The idea started when Bob Kennedy drove back from his yearly winter get away to Florida. Bob drove through many states before finally reaching Massachusetts. Bob was very disappointed on the beauty, or lack-there-of, of our highways compared to the other states. Bob asked his son Chris, who at the time was on the board of the Massachusetts Nursery and Landscape Association, if there was something the Green Industry could do about it. Chris asked then Sate Representative Frank Hynes for some help. Rep. Hynes lined up a meeting with the Commissioner of the Mass Highway department to see what the options were. That meeting led to a discussion about piloting a program to improve high visibility spots in Massachusetts using experts in the field of horticulture with professional landscaping. Right away Chris determined the new roundabout in Scituate would be a good place to try out this new pilot program. Little did he know it would take 5 years!
When the expansion of the Commuter Rail down to Greenbush was completed in 2007, they had no plans for any landscaping inside the roundabout despite the fact that the space was such a high visibility location.
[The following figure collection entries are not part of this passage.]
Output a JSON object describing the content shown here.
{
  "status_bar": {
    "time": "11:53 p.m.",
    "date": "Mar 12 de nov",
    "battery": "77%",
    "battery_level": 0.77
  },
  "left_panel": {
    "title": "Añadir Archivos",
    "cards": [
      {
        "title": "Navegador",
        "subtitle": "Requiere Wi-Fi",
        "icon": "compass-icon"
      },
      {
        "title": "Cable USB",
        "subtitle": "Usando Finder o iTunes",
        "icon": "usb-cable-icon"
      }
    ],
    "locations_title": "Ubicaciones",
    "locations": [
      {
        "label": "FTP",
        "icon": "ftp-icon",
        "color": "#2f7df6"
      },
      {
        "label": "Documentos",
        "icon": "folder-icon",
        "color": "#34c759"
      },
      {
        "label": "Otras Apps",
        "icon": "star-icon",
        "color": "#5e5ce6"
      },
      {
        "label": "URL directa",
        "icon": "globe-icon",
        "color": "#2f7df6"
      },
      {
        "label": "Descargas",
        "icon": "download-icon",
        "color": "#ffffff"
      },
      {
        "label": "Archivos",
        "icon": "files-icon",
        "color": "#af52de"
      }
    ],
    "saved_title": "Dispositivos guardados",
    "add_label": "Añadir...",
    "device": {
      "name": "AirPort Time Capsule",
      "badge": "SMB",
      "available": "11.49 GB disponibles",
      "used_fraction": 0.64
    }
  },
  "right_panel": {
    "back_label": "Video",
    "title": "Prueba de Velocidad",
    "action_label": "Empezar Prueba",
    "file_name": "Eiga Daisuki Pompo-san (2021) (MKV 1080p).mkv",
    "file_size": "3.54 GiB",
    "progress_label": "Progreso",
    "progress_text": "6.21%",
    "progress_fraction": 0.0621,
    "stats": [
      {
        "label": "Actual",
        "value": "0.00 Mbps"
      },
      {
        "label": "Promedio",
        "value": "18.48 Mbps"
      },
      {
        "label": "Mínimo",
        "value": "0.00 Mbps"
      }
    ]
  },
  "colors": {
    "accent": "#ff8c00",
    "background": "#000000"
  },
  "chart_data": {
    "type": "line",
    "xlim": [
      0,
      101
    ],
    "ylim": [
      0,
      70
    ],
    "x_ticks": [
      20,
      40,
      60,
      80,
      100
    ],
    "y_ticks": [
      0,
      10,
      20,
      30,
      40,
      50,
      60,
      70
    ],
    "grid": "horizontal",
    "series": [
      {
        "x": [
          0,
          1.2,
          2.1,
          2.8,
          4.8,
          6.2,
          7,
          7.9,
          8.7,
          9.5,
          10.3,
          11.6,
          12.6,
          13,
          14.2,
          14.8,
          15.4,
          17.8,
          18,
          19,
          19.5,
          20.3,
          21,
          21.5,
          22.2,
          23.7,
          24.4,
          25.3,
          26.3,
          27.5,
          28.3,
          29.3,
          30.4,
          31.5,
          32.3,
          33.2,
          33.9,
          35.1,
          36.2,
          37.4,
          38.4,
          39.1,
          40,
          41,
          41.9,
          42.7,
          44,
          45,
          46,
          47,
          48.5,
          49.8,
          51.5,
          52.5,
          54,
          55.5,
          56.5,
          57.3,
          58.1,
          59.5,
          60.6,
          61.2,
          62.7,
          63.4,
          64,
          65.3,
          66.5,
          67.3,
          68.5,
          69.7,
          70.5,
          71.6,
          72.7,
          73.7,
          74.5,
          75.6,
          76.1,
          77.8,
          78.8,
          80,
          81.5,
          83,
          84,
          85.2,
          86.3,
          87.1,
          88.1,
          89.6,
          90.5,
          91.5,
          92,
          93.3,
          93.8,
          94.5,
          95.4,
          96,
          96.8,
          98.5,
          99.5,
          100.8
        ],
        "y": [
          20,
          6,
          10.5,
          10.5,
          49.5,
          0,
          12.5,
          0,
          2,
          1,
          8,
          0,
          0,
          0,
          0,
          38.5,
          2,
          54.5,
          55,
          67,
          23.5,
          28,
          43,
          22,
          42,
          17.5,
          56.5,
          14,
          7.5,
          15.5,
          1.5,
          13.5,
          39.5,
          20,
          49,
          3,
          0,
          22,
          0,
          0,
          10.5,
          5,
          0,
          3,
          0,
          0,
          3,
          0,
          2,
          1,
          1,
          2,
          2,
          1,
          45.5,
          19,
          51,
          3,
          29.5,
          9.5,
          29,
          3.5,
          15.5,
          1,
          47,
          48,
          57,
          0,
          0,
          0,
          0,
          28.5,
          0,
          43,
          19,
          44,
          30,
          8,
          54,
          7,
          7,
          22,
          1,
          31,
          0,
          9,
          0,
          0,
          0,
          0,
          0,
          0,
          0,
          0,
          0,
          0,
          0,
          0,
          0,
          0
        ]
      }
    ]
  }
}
Chris inquired about the landscaping and offered the town some landscaping in exchange for a sign. All the people Chris talked to were in favor of the idea, but the town did not own the land or have rights to landscape it. Chris was directed to talk to Mass Highway officials. Through many years of meetings, paperwork, plans, Chris hit too many obstacles to get the clearance he needed. Finally, Mass Hwy was re-organized into the Department of Transportation. State Representative Jim Cantwell offered to get the ball rolling. Rep. Cantwell was able to set up meetings with the new leadership at the DOT and was able to get approval for the town to adopt the inside of the roundabout. Al Bangert, head of Scituate DPW, was also instrumental in this process and was able to offer Chris the ability to adopt the site from the town. He also offered to have the DPW mow the grass.
Finally in September 2012, it became official at a town meeting that Kennedy’s can adopt the site. Despite the many rules, regulations, and long approval process, Kennedy’s has agreed to provide the landscaping and maintenance of the plants to the state and town free of charge.
Chris hopes this landscaping will help beautify the very important “gateway” to Scituate. He also hopes the donation will inspire others to want to garden and support local business like Kennedy’s that promote gardening and employ local people. This project expects to be a win-win for local residents, businesses, the town, the state and Kennedy’s. Thank you for your interest and support!
We hope to update you on our progress!